Senin, 22 Februari 2016 | 07:00 WIB
Prof Irwanto: Asal Mula LGBT dari Sisi Psikologi dan Kedokteran
Guru Besar Fakultas Psikologi Atma Jaya, Irwanto. (suara.com/Periansyah Ariefana)
Follow Suara.com untuk mendapatkan informasi terkini. Klik WhatsApp Channel & Google News

Suara.com - Perdebatan soal keberadaan lesbian, gay, biseksual dan transgender (LGBT) sering mengambil dari sudut pandang agama, budaya dan norma. Di Indonesia, jelas homoseksual ditolak habis-habisan jika dibahas dari ketiga sudut pandang itu.

Stigma LGBT diperburuk dengan ditangkapnya artis Saipul Jamil karena dituduh melakukan pelecehkan seksual terhadap seorang anak lelaki 17 tahun. 

Guru Besar Fakultas Psikologi Universitas Atma Jaya Profesor Irwanto mengatakan perdebatan itu lumrah dan biasa. Tapi sia-siap saja. Perdebatan itu terus terjadi selama ratusan tahun, bahkan sejak zaman nabi.

Irwanto banyak menangani pasien yang mencari identitas gender atau sexual orientation and gender identity (SOGI). Dia melihat kecenderungan orientasi seksual dianalisa dari sisi ilmu pengetahuan.

Peraih National Narcotic Board Award itu menjelaskan ada penelitian resmi jika orientasi seksual adalah bawaan sejak lahir. Hanya saja bisa juga dibentuk karena faktor pergaulan. Namun pengaruh itu tidak berdampak cepat, bisa puluhan tahun.

“Pernah, satu klien perempuan pernah datang ke saya, dia kesulitan dengan identitas diri. Dia merasa terperangkap dalam tubuh yang salah,” cerita Irwanto.

Dalam perdebatan pro-kontra LGBT itu menimbulkan ketakutan soal dampak buruk LGBT. Mulai dari sisi pergaulan sampai ancaman penyebaran virus HIV/AIDS. Irwanto justru melihat ancaman terbesarnya adalah ketidaktahuan masyarakat, terutama orangtua soal orientasi homoseksual.

“Mereka hanya mengatakan menyimpang dan ini penyakit. Sementara dasarnya tidak kuat,” kata Irwanto.

Darimana orientasi itu datang? Seberapa besar pengaru keberadaan LGBT terhadap penyebaran HIV/AIDS? Bagaimana cara orangtua menjelaskan jika anaknya ternyata berorientasi homoseksual?

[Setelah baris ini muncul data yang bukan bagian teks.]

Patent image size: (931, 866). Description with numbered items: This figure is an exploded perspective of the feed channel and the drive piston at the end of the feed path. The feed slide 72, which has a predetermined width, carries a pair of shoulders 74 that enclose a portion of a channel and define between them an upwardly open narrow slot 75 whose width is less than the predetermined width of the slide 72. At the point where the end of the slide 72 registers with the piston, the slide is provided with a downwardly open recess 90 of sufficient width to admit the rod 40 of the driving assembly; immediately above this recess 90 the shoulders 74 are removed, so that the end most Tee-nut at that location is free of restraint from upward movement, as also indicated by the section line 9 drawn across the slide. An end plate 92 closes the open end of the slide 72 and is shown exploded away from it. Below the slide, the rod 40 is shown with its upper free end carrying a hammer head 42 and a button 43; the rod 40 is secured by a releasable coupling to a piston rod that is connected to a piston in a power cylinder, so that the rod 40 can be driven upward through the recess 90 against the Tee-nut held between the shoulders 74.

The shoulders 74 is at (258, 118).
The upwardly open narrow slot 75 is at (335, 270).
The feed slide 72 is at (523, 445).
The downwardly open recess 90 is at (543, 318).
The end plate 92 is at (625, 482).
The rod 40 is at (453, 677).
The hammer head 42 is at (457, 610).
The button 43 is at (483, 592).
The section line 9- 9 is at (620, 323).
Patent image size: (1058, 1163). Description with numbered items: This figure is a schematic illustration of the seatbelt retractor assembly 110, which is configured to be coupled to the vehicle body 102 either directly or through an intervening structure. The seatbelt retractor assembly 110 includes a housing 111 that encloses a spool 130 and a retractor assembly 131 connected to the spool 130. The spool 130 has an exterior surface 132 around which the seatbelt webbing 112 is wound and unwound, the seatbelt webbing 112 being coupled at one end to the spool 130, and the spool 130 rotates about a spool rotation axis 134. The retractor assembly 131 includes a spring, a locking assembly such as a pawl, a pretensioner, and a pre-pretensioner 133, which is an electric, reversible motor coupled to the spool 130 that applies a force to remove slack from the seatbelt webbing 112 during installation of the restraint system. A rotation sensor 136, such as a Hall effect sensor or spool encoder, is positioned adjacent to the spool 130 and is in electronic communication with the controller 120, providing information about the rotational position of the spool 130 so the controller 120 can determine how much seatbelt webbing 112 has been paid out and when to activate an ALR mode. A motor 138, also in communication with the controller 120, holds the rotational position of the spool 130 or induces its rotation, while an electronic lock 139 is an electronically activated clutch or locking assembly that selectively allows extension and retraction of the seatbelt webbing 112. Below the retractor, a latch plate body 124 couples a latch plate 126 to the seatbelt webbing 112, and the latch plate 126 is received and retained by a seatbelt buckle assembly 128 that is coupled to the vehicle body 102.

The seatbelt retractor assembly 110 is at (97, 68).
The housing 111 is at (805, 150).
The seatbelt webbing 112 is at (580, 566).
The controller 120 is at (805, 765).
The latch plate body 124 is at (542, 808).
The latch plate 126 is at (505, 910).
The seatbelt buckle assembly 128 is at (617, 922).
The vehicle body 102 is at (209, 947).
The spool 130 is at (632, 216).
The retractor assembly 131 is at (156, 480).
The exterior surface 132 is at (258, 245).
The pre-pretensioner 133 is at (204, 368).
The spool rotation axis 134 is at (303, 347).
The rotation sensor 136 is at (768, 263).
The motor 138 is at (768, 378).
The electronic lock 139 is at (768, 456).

Simak wawancara lengkap suara.com soal analisa Irwanto mengenai orientasi homoseksual.

Perdebatan soal ‘kemunculan’ gay, lesbian, biseksual dan transgender kebanyakan menggunakan sudut padang agama, budaya dan norma. Jarang sekali LGBT dibahas di taraf keilmuan. Dari sisi kedokteran dan psikologi, bagaimana menjelaskan adanya orientasi LGBT?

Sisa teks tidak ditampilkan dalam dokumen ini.